Figure 1.(A, B and D) Types of chimeric rearrangements. Each DNA sequence is represented by two or three adjacent segments. Arrows indicate directions of amplified fragments relative to the DNA sequence. (A) and (B) Segment a is copied, b is deleted and c is copied and reverse complemented. (D) The first part of the sequence is copied twice, with unknown sequence placed between the two copies. (C) Insert size distribution plot of wrong-orientation reads in Phi amplified libraries.
Figure 2.A plot of genome coverage against normalised average depth. Deviation from the theoretical curve (red) indicates less evenness in coverage depth distribution across the genome. Different protocols are plotted with different colours as listed in the legend, and dashed lines indicate read coverage from Replicate 1 of the long-insert libraries.

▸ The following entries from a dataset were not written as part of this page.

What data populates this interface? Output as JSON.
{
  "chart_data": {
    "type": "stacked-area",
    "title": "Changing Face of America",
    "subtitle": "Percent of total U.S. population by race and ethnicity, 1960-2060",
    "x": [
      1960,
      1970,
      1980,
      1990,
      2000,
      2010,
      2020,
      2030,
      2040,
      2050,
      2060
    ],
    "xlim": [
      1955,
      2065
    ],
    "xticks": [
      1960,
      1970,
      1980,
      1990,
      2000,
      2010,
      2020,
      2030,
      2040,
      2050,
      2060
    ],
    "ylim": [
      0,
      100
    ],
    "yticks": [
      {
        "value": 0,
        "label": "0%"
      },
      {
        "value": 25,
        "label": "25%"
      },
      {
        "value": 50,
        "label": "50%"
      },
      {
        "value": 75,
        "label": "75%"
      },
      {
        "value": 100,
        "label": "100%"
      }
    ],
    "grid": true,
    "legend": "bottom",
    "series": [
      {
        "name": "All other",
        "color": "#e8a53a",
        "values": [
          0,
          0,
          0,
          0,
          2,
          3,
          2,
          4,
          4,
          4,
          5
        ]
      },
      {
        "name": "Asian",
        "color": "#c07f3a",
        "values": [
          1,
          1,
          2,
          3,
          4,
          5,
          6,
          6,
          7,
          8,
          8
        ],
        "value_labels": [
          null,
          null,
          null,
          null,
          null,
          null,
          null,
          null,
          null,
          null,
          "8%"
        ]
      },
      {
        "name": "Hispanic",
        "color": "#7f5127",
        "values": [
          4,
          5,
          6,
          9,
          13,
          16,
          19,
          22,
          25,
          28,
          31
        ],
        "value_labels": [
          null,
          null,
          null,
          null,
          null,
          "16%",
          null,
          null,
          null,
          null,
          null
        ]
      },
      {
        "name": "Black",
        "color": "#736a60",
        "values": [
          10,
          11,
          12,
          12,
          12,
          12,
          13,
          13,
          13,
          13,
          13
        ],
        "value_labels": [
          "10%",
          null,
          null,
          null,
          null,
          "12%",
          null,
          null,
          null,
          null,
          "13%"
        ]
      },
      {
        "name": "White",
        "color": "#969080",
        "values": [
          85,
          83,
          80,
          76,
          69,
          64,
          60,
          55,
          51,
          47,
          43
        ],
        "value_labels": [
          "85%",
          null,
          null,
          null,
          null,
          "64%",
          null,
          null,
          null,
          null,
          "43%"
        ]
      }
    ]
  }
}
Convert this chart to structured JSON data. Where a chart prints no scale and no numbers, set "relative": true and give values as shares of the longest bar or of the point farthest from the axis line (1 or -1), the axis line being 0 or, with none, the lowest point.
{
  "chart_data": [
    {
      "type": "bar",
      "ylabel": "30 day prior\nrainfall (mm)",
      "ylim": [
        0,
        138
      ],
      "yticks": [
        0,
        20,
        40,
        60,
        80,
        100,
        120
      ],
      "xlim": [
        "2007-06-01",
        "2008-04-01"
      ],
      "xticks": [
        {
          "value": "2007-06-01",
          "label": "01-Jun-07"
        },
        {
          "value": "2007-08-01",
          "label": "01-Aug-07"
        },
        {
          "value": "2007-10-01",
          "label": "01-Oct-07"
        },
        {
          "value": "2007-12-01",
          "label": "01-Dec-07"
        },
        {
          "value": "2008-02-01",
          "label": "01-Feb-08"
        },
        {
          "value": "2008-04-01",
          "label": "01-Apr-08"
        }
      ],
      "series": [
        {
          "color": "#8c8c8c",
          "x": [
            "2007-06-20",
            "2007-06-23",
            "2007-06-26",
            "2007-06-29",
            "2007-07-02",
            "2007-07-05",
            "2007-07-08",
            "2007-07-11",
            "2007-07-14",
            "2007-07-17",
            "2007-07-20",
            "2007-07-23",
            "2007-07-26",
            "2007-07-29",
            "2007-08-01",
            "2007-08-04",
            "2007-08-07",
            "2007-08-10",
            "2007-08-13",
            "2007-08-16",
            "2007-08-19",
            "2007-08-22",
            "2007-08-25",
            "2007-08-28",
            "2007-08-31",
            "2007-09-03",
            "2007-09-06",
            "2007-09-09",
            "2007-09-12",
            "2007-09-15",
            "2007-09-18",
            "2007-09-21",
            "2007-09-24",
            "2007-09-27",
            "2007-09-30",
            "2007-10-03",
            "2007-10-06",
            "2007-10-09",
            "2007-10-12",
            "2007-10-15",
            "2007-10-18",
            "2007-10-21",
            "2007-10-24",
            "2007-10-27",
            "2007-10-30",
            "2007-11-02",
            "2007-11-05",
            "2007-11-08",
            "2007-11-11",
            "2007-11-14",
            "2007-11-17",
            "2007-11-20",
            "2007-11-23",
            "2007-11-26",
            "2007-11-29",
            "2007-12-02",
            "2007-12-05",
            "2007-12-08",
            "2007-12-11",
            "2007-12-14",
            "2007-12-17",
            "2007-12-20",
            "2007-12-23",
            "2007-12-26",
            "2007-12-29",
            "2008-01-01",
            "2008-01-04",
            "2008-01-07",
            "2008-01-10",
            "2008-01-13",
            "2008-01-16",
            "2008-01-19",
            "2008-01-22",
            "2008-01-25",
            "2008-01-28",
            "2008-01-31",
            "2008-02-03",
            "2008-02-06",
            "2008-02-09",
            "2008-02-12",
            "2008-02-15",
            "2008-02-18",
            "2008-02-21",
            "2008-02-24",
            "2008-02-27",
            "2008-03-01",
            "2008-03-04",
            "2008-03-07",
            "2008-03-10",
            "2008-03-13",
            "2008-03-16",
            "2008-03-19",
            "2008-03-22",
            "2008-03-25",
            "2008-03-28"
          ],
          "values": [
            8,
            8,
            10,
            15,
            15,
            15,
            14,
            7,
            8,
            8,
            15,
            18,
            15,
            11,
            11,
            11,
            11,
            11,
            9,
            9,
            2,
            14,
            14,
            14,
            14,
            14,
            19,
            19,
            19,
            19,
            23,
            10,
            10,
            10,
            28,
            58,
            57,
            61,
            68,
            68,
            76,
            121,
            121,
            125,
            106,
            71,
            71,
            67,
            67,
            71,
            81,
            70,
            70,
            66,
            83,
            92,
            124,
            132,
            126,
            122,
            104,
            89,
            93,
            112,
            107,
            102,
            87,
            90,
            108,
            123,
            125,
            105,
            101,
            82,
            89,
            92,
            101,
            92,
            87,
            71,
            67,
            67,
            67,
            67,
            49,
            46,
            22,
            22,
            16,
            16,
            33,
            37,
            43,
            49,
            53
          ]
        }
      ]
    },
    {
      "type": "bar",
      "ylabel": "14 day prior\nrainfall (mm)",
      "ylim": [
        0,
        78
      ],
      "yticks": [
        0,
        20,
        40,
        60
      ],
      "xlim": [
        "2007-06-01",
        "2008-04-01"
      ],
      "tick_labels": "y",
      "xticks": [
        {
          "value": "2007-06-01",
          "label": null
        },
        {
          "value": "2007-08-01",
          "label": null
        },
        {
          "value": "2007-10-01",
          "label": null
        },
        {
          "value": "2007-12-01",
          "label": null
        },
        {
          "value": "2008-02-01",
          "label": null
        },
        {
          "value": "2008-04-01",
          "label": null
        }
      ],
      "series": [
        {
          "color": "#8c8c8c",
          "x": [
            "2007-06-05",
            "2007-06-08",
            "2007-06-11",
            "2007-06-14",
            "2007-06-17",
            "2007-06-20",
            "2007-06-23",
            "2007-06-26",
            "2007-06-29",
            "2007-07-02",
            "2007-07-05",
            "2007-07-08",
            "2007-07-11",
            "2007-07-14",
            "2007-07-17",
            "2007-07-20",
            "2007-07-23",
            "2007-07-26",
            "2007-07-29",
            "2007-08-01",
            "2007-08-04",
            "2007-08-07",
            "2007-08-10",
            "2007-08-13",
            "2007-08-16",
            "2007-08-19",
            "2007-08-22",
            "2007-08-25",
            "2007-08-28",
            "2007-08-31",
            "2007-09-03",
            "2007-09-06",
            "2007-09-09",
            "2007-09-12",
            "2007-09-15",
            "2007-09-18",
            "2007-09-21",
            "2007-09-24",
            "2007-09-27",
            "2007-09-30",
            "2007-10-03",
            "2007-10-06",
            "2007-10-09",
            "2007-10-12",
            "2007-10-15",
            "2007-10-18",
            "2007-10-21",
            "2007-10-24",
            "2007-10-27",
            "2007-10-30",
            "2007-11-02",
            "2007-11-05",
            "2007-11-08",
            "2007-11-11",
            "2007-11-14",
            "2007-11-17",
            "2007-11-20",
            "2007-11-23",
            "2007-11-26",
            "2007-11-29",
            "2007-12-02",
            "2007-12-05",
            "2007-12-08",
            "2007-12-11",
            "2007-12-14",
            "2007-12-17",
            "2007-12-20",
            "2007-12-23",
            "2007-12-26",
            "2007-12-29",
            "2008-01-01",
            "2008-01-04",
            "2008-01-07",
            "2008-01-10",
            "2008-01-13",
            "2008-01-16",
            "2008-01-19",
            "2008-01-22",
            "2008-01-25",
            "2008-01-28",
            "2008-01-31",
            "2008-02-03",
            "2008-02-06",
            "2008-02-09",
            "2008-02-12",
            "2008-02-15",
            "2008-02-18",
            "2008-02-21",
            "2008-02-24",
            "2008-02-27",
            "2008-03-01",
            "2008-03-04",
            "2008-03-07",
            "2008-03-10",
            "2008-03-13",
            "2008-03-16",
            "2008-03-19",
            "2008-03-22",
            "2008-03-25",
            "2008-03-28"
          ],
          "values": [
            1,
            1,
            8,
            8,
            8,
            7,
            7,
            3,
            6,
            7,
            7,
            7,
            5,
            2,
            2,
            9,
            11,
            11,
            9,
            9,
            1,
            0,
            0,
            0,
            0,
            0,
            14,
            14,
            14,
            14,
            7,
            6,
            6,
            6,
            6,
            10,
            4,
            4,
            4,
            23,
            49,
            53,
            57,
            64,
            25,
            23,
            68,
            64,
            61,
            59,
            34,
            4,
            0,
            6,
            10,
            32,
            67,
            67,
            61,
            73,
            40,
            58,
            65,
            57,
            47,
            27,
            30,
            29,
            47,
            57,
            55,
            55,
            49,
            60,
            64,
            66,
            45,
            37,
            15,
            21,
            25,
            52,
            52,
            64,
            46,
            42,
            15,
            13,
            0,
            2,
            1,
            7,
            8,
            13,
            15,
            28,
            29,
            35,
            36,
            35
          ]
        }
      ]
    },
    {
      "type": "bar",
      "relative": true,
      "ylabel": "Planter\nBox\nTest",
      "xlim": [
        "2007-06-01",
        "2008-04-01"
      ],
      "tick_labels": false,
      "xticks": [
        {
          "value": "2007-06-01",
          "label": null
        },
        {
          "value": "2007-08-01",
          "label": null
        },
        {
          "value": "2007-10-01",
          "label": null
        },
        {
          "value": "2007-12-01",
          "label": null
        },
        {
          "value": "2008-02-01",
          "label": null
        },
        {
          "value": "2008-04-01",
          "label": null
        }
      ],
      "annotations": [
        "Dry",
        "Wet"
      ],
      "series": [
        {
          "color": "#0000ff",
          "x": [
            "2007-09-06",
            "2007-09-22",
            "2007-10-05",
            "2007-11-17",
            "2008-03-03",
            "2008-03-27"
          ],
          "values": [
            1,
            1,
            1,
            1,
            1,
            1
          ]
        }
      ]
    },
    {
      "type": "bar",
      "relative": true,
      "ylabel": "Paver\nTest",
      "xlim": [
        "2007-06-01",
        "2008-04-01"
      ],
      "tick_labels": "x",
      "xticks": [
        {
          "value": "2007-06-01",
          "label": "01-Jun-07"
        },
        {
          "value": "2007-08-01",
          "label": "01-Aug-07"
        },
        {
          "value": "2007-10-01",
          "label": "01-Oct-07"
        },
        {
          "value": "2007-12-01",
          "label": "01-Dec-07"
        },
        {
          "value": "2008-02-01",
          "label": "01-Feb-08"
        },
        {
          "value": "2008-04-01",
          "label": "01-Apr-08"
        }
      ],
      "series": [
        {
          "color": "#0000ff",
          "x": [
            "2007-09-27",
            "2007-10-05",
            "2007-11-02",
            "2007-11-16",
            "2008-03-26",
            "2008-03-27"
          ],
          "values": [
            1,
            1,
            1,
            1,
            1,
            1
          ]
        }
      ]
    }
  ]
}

Figure 3.Normalized coverage of 10 kb windows on Chr 1 of C. elegans. Red and blue colour depicts coverage of Replicates 1 and 2, respectively.
Figure 4.Scatterplots showing relationships between (A) inverted and (B) tandem repeat content and normalized read coverage in 10 kb windows of C. elegans.
Figure 5.Distribution of GC content in sequenced reads of (A) short- and (B) long-insert libraries.
Summary of variant calls
| Protocols | Phi | Tre | Rap |
|---|---|---|---|
| (A) | |||
| Homozygous SNPs (643) | |||
| No/low coverage | 105 | 91 | 192 |
| Not called the same | 28 | 30 | 28 |
| Also called in one replicate | 150 | 154 | 423 |
| Called in both replicates | 360 | 368 | NA |
| Heterozygous SNPs (2117) | |||
| No/low coverage | 132 | 85 | 291 |
| Not called the same | 692 | 650 | 832 |
| Also called in one replicate | 705 | 813 | 994 |
| Called in both replicates | 588 | 569 | NA |
| (B) | |||
| Homozygous SNPs | |||
| Called differently in both unamplified replicates | 37 | 36 | 107 |
| Called in one replicate | 14 | 28 | 134 |
| Heterozygous SNPs | |||
| Called differently in both unamplified replicates | 105 | 158 | 528 |
| Called in one replicate | 44 | 46 | 1465 |
(A) Fate of 643 homozygous and 2117 heterozygous SNP calls from both unamplified replicates; (B) fate of additional homozygous and heterozygous SNP calls from amplified replicates.